Most people like me can’t imagine how wealth in billions or even mere millions not only works but how it is used. And because the senses, especially of sight, weigh things from a judgment seat, what I’ve seen and heard had fortified my naïveté—in Manila, that is, where the wealthy exist in what to me, and many others, dodg­ing dust, as ethereal worlds walled-in both physically and socially.

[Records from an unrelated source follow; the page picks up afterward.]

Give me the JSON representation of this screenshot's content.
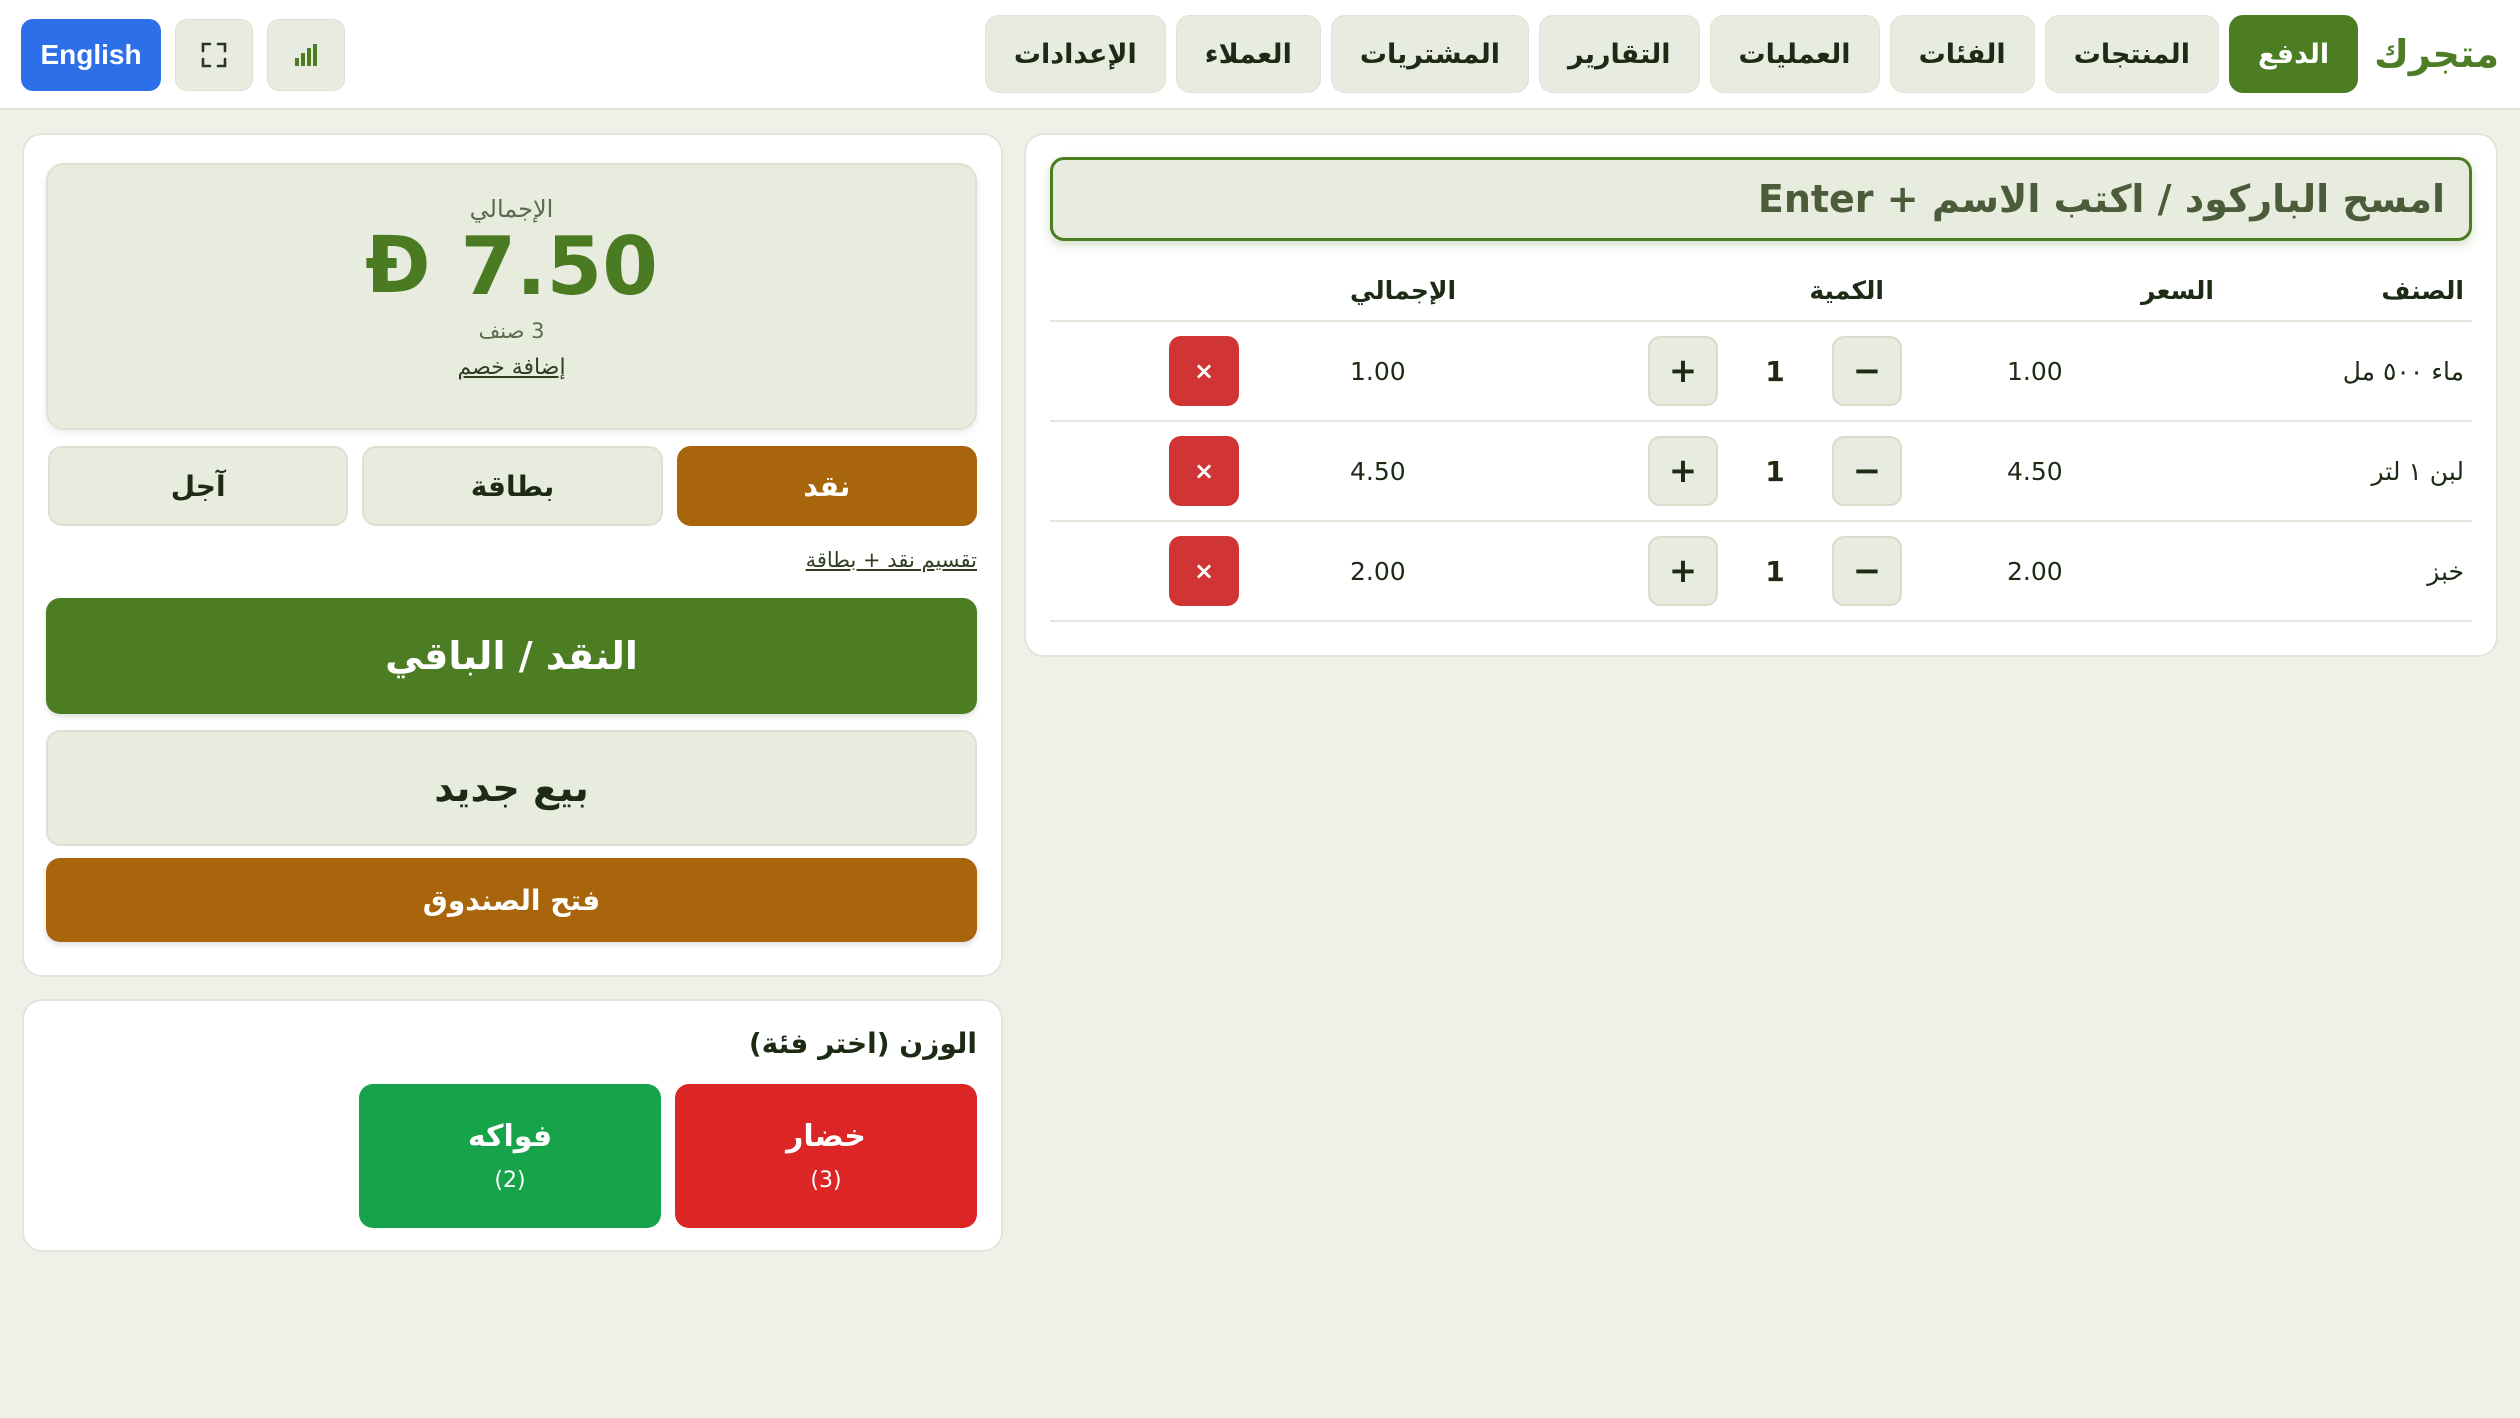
{
  "app": {
    "brand": "متجرك",
    "nav": [
      {
        "label": "الدفع",
        "active": true
      },
      {
        "label": "المنتجات"
      },
      {
        "label": "الفئات"
      },
      {
        "label": "العمليات"
      },
      {
        "label": "التقارير"
      },
      {
        "label": "المشتريات"
      },
      {
        "label": "العملاء"
      },
      {
        "label": "الإعدادات"
      }
    ],
    "language_label": "English",
    "icons": {
      "fullscreen": "fullscreen-icon",
      "stats": "bar-chart-icon"
    }
  },
  "cart": {
    "scan_placeholder": "امسح الباركود / اكتب الاسم + Enter",
    "headers": {
      "item": "الصنف",
      "price": "السعر",
      "qty": "الكمية",
      "total": "الإجمالي"
    },
    "rows": [
      {
        "name": "ماء ٥٠٠ مل",
        "price": "1.00",
        "qty": "1",
        "total": "1.00"
      },
      {
        "name": "لبن ١ لتر",
        "price": "4.50",
        "qty": "1",
        "total": "4.50"
      },
      {
        "name": "خبز",
        "price": "2.00",
        "qty": "1",
        "total": "2.00"
      }
    ],
    "minus_symbol": "−",
    "plus_symbol": "+",
    "delete_symbol": "×"
  },
  "payment": {
    "total_label": "الإجمالي",
    "total_amount": "7.50",
    "currency_symbol": "Ð",
    "item_count": "3 صنف",
    "discount_link": "إضافة خصم",
    "methods": [
      {
        "label": "نقد",
        "active": true
      },
      {
        "label": "بطاقة"
      },
      {
        "label": "آجل"
      }
    ],
    "split_link": "تقسيم نقد + بطاقة",
    "cash_change_label": "النقد / الباقي",
    "new_sale_label": "بيع جديد",
    "open_drawer_label": "فتح الصندوق"
  },
  "weight": {
    "title": "الوزن (اختر فئة)",
    "categories": [
      {
        "name": "خضار",
        "count": "(3)",
        "color": "#dc2626"
      },
      {
        "name": "فواكه",
        "count": "(2)",
        "color": "#16a34a"
      }
    ]
  },
  "colors": {
    "primary": "#4c7d22",
    "accent": "#a8650b",
    "danger": "#d13434",
    "language": "#2d6ee9"
  }
}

Wealth that subtly brings about change in others’ worlds, that’s what I under­stand. But doesn’t any kind of wealth change worlds, or more significantly, lives? Easily, from recent upheav­als caused by the scramble for mind-boggling wealth, not only does the kind of riches we ordinarily aspire to gain has widened the gap between those who have and those who don’t, but it has also brought about disasters worse than calamities, such as losing one’s job and home, finding the nightmare of liv­ing on the streets, once mere­ly an episode on television news now one’s own, and flailing in a cobweb of endless uncertainty.

I hadn’t figured what size the onion I started to peel, prompted by a visit to Hild­ene, would be. But being a figurative thought, apparent­ly, it turns out to be immense.